Some also questioned Bush's plan to boost home ownership among minorities in the devastated region, which would provide federal land but leaves recipients with the costs of homebuilding.

"It's not clear how much property is available in the right places, and it's not clear how the president anticipates people who get that land will pay for construction," Horney said.
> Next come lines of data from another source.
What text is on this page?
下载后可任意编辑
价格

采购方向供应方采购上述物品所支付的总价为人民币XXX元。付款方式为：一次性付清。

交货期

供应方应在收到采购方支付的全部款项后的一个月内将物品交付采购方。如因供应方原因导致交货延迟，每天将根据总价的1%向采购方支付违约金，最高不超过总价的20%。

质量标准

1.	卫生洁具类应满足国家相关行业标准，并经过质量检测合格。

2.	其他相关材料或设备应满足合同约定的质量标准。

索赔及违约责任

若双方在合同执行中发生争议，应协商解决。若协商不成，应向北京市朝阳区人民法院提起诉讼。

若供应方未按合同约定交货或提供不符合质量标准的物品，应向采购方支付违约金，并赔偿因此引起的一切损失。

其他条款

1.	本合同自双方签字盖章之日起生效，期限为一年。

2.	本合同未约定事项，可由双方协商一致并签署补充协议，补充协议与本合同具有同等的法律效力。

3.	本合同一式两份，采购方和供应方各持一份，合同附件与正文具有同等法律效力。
Getting a mortgage might be too difficult for the poorest, and Habitat for Humanity — which Bush said could help with costs — built just 5,400 houses last year, Horney added.

CATO's Edwards said if Bush's approach to spending doesn't change after two national catastrophes and two wars, his place in history has already been cemented.

"The thing I have never understood about this administration is that these high deficits will mean that the next president comes in, from either party, and will try to reverse all of Bush's tax cuts," he said. "All his programs will be eliminated and he will be remembered as the big spending president. ... He's leaving a substantially negative legacy."